The Senate, or upper house, passed the bill during its crucial second reading, in a move bitterly opposed by the politically influential church which is against the use of contraceptives, including condoms and birth control pills.

President Benigno Aquino has been pushing for the law, which is seen as a way of moderating the Catholic-majority nation’s population growth, reducing poverty and bringing down its high maternal mortality rate.

The proposed legislation would come into force after both houses of parliament agree on a common version that would be signed into law by Aquino. The president’s spokesman, Edwin Lacierda, said Aquino was looking forward to signing the bill before the end of the year.

“This is historic because this bill has been pending for some time. Many administrations have tried to come up with a bill on responsible parenthood,” he told reporters.

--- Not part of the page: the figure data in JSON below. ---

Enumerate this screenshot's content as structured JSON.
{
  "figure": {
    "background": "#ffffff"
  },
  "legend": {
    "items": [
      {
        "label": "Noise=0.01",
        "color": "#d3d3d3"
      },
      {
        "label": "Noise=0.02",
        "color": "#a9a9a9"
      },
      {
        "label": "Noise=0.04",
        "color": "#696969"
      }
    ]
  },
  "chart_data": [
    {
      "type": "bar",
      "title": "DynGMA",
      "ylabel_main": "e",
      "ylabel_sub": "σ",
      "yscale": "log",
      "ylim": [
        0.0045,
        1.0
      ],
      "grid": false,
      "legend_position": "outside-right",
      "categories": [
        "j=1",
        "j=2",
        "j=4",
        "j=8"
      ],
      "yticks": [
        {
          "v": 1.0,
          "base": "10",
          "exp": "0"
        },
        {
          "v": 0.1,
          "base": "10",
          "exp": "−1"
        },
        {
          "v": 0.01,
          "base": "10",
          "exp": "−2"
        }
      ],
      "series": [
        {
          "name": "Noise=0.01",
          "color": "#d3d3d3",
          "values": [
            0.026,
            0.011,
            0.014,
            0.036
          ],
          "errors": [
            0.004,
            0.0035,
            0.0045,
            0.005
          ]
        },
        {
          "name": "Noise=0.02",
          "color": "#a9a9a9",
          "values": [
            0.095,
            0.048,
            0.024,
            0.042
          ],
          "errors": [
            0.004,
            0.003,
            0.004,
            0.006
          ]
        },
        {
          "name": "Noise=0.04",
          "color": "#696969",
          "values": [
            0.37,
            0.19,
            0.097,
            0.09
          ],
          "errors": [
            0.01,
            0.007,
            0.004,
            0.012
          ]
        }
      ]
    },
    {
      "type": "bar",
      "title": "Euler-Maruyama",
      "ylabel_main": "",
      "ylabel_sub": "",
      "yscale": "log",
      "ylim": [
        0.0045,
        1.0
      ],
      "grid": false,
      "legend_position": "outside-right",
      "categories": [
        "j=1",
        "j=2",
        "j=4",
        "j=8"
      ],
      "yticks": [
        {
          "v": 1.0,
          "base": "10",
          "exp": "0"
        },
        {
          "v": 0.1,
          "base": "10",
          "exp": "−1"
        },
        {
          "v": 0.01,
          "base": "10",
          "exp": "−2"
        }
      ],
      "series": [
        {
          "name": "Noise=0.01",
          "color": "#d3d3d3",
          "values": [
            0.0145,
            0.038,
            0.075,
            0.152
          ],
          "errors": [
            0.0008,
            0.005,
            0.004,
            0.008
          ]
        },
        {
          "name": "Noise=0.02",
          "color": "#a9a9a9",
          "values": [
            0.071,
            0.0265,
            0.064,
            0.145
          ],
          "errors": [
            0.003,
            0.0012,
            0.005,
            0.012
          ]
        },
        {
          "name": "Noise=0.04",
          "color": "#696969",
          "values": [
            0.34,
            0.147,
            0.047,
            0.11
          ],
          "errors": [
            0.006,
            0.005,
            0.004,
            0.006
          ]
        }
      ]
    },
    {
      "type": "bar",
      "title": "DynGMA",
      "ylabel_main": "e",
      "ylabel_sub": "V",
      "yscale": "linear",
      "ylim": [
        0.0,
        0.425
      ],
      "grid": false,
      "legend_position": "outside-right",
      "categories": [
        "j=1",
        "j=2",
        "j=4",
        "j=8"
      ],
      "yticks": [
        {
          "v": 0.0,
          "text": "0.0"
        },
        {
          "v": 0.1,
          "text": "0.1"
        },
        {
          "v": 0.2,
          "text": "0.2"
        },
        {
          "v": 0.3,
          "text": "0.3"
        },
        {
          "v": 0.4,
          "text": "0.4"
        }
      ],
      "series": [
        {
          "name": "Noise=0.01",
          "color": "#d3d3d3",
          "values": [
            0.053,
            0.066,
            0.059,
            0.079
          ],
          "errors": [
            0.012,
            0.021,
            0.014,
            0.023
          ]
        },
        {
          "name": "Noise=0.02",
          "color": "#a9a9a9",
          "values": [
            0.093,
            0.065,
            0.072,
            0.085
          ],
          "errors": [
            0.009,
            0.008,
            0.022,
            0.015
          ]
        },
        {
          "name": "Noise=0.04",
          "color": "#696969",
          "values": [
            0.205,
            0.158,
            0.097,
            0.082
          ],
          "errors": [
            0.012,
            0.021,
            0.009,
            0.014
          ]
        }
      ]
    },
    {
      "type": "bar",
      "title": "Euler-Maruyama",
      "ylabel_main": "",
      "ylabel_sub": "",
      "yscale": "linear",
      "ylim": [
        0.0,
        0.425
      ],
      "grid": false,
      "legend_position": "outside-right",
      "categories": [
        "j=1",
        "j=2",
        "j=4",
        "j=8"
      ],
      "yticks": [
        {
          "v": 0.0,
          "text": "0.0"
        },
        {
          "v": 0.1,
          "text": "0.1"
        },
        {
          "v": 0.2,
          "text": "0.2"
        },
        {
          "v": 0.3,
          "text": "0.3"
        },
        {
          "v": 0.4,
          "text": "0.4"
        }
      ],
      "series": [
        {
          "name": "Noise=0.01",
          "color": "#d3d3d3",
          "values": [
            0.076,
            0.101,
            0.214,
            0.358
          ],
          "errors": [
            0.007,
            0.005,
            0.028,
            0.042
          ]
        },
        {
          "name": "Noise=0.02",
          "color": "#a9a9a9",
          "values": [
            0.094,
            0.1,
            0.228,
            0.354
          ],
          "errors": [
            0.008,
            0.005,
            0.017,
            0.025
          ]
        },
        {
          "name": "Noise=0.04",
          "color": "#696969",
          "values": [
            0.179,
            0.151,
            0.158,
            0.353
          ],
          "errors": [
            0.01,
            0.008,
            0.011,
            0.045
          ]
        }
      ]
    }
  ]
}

Congressman Edcel Lagman, who initiated the bill, shrugged off warnings by the church that bishops would campaign against the proponents of the law in next year’s general elections.

“It’s more of a threat than a reality. The experience in other Catholic countries is once a law is passed on reproductive health, even the church supports the law,” he said.

Bishops across the country have argued that allowing increased sex education and the handing out of contraceptives will encourage pre-marital sex, result in the destruction of family values and lead to greater violence against women.